Int2Int/README.md at main · ababei/Int2Int

Adding additional functionality for plotting 2D PCA on learned embeddings and representations in Int2Int https://github.com/f-charton/Int2Int

Parameters to add to parser

--pca_id

as the name of the experiment to be added to the plot

--pca_plot

as either 0 (default) or 1. Choose 1 for plotting some 2D PCA with arguments to follow

--pca_initial

as either 0 (default) or 1. Choose 1 for plotting the initial embedding, otherwise 0 for plotting hidden state representations.

--pca_layer

If pca_initial is 0, then pick which layer. From 1 to 3 for intermediate layers, -1 to default to the last layer.

--pca_legend

as either 0 (default) or 1. Choose 1 to add a legend to your plot that specifies each separate color.

--pca_labels

Determines the coloring of labels in the PCA plot.
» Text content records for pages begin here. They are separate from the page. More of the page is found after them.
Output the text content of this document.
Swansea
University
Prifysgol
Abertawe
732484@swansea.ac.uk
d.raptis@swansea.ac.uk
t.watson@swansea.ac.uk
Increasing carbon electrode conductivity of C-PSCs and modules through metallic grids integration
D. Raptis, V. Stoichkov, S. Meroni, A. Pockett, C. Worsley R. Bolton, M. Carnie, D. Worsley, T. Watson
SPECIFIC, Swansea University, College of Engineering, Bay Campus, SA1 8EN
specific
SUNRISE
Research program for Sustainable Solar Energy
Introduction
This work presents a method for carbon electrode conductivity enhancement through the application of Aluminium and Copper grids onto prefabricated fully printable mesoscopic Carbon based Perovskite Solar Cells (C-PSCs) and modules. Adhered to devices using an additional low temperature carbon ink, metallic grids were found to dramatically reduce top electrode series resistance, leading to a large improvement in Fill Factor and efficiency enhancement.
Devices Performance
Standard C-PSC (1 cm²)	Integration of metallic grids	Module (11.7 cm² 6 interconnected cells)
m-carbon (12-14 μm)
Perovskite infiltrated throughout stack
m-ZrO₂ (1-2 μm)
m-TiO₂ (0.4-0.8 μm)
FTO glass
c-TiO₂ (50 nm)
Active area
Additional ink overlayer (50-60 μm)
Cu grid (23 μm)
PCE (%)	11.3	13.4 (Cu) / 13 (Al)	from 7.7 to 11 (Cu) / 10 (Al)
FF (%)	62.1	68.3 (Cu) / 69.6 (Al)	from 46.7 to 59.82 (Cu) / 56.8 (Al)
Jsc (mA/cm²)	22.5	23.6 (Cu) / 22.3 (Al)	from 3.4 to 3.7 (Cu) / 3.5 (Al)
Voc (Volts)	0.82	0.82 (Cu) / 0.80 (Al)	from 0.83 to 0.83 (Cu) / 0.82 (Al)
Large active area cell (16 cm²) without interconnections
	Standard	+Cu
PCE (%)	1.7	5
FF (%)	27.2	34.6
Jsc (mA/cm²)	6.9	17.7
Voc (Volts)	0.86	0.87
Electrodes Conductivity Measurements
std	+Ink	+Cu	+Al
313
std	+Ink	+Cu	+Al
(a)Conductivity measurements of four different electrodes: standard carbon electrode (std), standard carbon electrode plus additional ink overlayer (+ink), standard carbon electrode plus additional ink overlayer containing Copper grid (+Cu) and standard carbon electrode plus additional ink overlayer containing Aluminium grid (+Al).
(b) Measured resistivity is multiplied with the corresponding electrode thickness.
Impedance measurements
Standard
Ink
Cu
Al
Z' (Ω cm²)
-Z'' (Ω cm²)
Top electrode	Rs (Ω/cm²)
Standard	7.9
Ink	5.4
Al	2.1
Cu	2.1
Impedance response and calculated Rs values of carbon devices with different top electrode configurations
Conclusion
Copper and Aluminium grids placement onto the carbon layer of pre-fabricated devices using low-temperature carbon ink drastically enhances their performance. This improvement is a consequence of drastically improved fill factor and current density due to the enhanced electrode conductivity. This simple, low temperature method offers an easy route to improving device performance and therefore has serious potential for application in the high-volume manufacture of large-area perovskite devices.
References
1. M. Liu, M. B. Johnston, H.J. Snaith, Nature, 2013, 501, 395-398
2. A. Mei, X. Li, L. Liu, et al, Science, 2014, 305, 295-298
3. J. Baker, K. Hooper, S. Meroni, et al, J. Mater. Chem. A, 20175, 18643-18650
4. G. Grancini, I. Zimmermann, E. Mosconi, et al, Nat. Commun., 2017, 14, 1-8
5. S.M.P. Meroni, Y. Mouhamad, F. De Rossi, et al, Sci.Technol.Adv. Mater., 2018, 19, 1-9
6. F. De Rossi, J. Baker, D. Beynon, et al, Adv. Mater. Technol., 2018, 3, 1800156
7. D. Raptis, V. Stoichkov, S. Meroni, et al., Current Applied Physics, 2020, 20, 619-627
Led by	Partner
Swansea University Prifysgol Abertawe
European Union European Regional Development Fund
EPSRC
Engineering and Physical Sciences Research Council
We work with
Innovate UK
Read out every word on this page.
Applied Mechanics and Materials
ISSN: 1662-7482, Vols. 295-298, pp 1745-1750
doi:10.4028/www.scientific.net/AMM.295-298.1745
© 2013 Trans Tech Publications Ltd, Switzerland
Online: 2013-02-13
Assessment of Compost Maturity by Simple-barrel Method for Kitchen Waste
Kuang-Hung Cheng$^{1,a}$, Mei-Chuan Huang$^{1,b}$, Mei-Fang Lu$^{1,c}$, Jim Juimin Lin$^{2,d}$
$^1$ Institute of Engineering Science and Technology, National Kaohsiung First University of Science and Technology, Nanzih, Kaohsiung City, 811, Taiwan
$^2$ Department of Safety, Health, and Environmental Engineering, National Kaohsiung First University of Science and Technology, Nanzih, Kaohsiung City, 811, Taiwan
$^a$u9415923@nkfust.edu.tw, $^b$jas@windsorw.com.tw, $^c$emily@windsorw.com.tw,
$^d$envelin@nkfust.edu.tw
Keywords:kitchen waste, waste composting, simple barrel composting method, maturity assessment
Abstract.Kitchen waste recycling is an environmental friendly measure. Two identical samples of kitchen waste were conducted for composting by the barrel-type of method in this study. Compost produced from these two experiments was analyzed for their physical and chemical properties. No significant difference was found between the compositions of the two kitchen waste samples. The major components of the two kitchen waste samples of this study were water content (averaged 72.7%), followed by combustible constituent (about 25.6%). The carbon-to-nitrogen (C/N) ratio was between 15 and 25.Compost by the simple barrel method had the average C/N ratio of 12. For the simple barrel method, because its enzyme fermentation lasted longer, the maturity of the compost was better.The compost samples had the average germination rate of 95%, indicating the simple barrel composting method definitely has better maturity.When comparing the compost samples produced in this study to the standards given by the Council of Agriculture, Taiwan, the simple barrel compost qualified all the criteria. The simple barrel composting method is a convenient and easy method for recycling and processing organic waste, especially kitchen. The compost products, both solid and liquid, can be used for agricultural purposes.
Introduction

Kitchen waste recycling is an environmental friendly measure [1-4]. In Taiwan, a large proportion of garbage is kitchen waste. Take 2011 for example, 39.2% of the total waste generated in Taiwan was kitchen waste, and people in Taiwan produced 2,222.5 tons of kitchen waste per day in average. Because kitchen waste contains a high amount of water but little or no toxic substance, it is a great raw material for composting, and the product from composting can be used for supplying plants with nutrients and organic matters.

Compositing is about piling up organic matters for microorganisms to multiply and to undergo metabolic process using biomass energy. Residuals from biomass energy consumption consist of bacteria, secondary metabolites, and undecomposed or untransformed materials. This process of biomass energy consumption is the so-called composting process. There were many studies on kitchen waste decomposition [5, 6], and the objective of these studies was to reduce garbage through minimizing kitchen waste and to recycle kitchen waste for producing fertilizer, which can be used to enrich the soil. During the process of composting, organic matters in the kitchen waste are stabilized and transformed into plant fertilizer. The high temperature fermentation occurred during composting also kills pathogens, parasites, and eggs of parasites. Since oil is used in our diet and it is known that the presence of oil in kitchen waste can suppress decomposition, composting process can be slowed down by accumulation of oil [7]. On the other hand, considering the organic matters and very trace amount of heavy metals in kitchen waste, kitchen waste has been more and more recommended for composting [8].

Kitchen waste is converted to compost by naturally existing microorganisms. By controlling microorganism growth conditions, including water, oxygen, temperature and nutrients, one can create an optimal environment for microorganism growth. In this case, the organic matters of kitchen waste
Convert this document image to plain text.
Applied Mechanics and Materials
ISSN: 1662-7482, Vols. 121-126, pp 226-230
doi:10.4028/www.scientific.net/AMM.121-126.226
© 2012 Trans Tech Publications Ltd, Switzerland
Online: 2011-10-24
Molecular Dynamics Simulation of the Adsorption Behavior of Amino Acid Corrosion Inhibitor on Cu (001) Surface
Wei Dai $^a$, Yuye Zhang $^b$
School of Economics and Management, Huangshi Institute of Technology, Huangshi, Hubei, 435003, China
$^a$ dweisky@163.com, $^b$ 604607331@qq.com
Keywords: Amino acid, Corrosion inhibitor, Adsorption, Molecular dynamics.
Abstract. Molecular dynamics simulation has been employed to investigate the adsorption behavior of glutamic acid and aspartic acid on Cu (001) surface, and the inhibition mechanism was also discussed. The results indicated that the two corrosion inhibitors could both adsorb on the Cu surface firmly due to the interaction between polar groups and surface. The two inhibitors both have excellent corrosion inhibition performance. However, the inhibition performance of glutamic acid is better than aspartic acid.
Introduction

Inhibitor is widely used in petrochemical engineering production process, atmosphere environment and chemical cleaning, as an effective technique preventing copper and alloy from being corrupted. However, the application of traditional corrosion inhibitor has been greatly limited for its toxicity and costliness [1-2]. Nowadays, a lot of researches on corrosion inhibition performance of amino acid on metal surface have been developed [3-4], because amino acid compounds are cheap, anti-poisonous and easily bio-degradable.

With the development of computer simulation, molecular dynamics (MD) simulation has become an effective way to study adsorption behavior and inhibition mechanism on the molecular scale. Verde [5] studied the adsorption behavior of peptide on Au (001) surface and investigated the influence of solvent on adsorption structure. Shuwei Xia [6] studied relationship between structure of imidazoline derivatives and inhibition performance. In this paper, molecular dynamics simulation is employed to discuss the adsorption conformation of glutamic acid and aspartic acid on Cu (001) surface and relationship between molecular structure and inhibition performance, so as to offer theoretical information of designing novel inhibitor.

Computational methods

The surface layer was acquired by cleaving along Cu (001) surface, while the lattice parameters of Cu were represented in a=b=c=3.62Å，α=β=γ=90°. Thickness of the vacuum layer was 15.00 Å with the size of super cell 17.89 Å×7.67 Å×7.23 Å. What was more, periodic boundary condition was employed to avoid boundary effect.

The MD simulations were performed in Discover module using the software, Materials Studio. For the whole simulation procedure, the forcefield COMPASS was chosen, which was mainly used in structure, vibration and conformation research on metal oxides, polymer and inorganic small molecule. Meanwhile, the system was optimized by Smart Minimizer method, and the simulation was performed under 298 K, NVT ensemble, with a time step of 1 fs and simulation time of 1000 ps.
By default, labels are colored using a rainbow gradient:

Based on tokens if pca_initial == 1
Based on input indices when plotting hidden states (pca_initial == 0)
To use custom label coloring and manually group labels into clusters with the same color, provide a path to a JSON file containing a dictionary:
- Keys: Integers in the range [0, n-1], where n is the number of colors.
- Values: Lists of either:
  - Words (if pca_initial == 1) to assign the same color to related words.
  - Input indices (if pca_initial == 0) to assign the same color to specific input positions.